The Senate worked into the night last night to pass a budget resolution that will speed up the process of repealing Obamacare. 

- And if you like your Senator who voted for the resolution, you can keep your Senator! 

*****

Donald Trump not only said the whole Russian Hooker thing was fake, but added that it wasn't even possible since he's a "Germaphobe". 

- Apparently The Donald has no plans to "Make STD's Great Again". 

*****

Amazon announced that they will create 100,000 new full time jobs in the U.S. by 2018. 

- So you'll be able to go to Amazon to shop for a job and be shipped to your new office for free.  

*****

Anthony Weiner, who now lives with his Mother, is reportedly begging his wife, former Hillary Clinton aide Huma Abedin, to take him back. 

- Apparently like most Moms, Mother Weiner checks his internet history and reads his texts. 

*****

A new study found that people who didn't have sex when they were teenagers have a much larger vocabulary than people who did. 

- You can tell who these people are because they constantly use big phrases like "Live Long and Prosper".

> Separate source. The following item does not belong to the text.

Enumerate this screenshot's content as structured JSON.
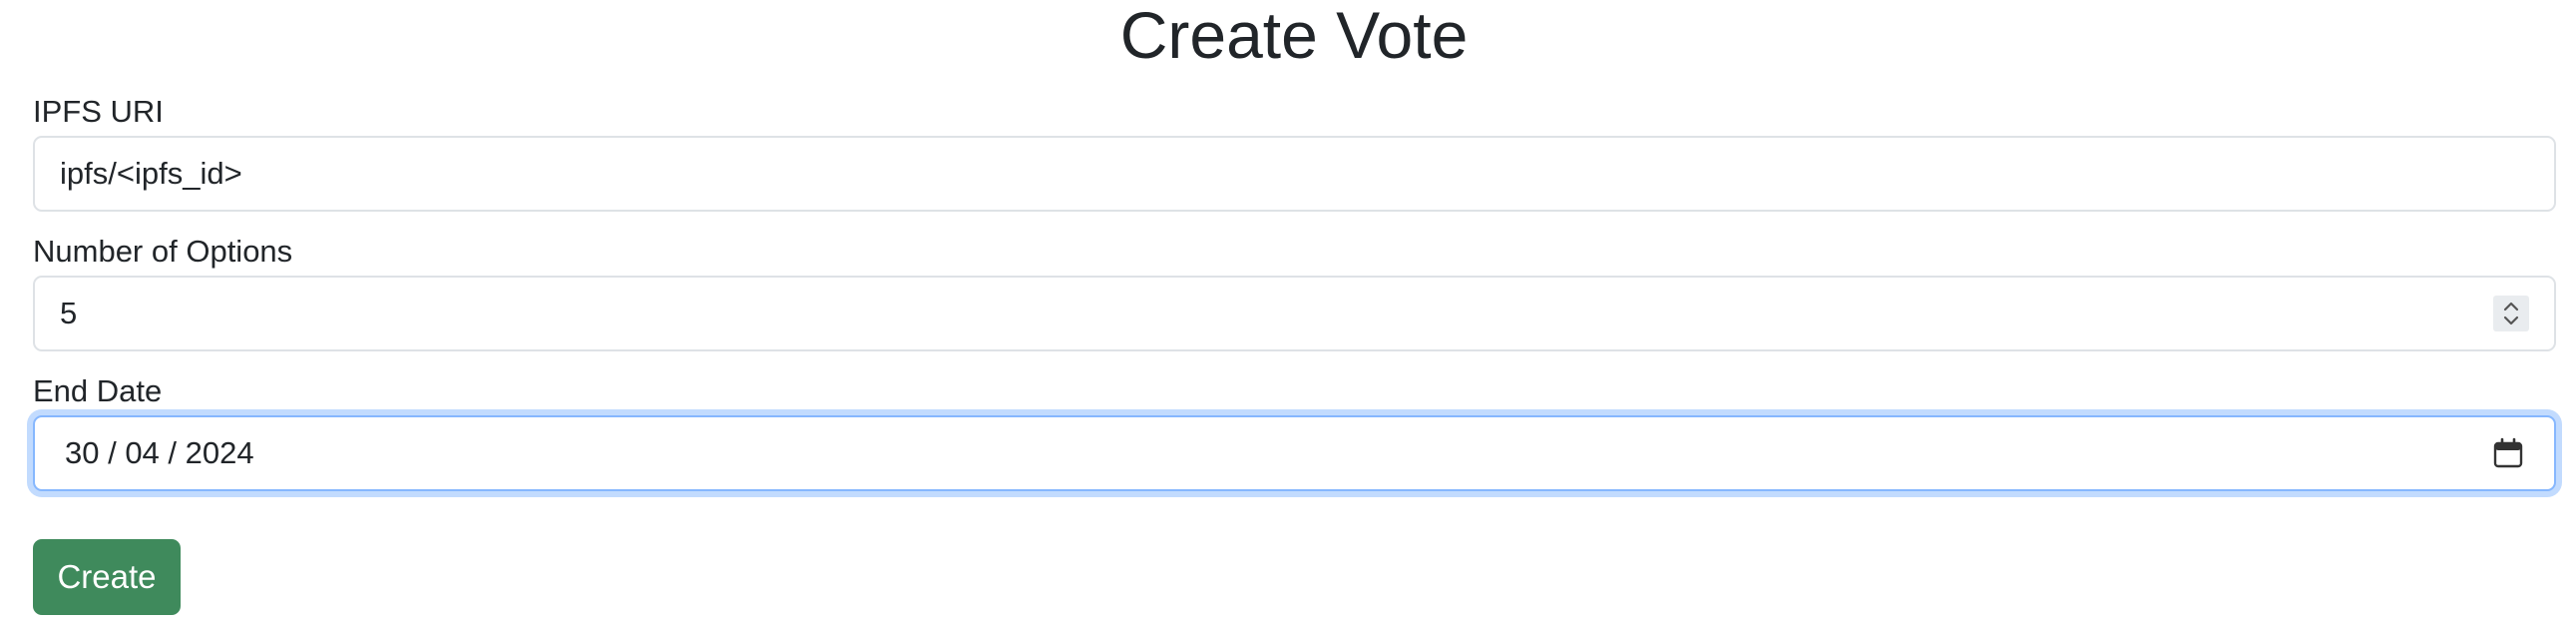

The study also found that people who swear a lot a are smarter than people who use less colorful language. 

- Hot Damn! I'm a genius!

*****

Jim Harbaugh and his wife announced the birth of their 4th child together (his 7th), a little boy named John. 

- The delivery went smoothly, but Jim was fined $500 for yelling at his wife for not pushing hard enough.  

*****

Have a great day and I'll see you back here Friday!